Innovative packaging allows for extended dating up to 12 months and room temperature storage. Our pre-filled syringes are already diluted, labeled with appropriate cautionary statements, color-coded to ASTM drug class standards, and ready to be administered within OR and acute care settings. Since we offer multiple concentrations and fill volumes for most medications, clinicians have a choice in what they prescribe. It simply couldn’t be more streamlined.
We got it right because we listened. Our products were designed with input from clinical pharmacists and other healthcare professionals to meet your exact needs, enabling you to deliver the highest level of patient care every day. From product packaging and labeling to a robust customer portal for online ordering and trend reports – our entire 503B outsourcing solution was built around you.

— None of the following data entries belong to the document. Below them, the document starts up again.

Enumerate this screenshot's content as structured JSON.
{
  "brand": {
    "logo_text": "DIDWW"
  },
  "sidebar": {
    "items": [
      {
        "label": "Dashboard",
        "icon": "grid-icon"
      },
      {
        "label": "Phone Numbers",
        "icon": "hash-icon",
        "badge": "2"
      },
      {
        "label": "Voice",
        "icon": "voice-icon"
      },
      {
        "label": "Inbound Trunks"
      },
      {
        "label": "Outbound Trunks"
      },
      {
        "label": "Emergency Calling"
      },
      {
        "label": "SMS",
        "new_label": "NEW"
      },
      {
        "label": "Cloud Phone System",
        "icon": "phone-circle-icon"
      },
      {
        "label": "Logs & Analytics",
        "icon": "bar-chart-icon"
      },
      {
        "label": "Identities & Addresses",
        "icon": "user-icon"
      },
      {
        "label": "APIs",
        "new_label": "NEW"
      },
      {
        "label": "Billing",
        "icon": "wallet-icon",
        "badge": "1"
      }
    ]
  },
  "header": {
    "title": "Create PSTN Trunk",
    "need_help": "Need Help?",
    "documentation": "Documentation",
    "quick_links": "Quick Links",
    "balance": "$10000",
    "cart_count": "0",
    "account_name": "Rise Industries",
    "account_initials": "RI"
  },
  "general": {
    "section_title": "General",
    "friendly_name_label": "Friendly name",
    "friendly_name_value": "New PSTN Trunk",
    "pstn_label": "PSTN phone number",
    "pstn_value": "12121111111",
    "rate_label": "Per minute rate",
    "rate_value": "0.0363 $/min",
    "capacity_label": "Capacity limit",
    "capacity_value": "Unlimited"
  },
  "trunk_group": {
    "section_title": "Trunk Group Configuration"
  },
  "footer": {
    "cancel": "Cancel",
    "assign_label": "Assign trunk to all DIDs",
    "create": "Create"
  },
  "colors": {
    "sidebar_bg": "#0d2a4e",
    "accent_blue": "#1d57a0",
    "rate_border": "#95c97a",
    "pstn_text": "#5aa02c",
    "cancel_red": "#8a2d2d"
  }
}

Our team of clinical pharmacists and healthcare specialists can help you navigate how ready-to-use products could expand your capacity. Contact us for a virtual audit of your pharmacy resources.
Leave your worries about compliance, contamination and compounding errors to us. Our state-of-the-art 503B facility, connected to our larger manufacturing and packaging facilities, is set up to exceed FDA standards. Meeting the most stringent cGMP and USP 797 guidelines, our highly automated production systems — with robotic filling, material handling and packaging — mitigate errors and provide an aseptic environment. And with manufacturing all under one roof, our quality control is unparalleled.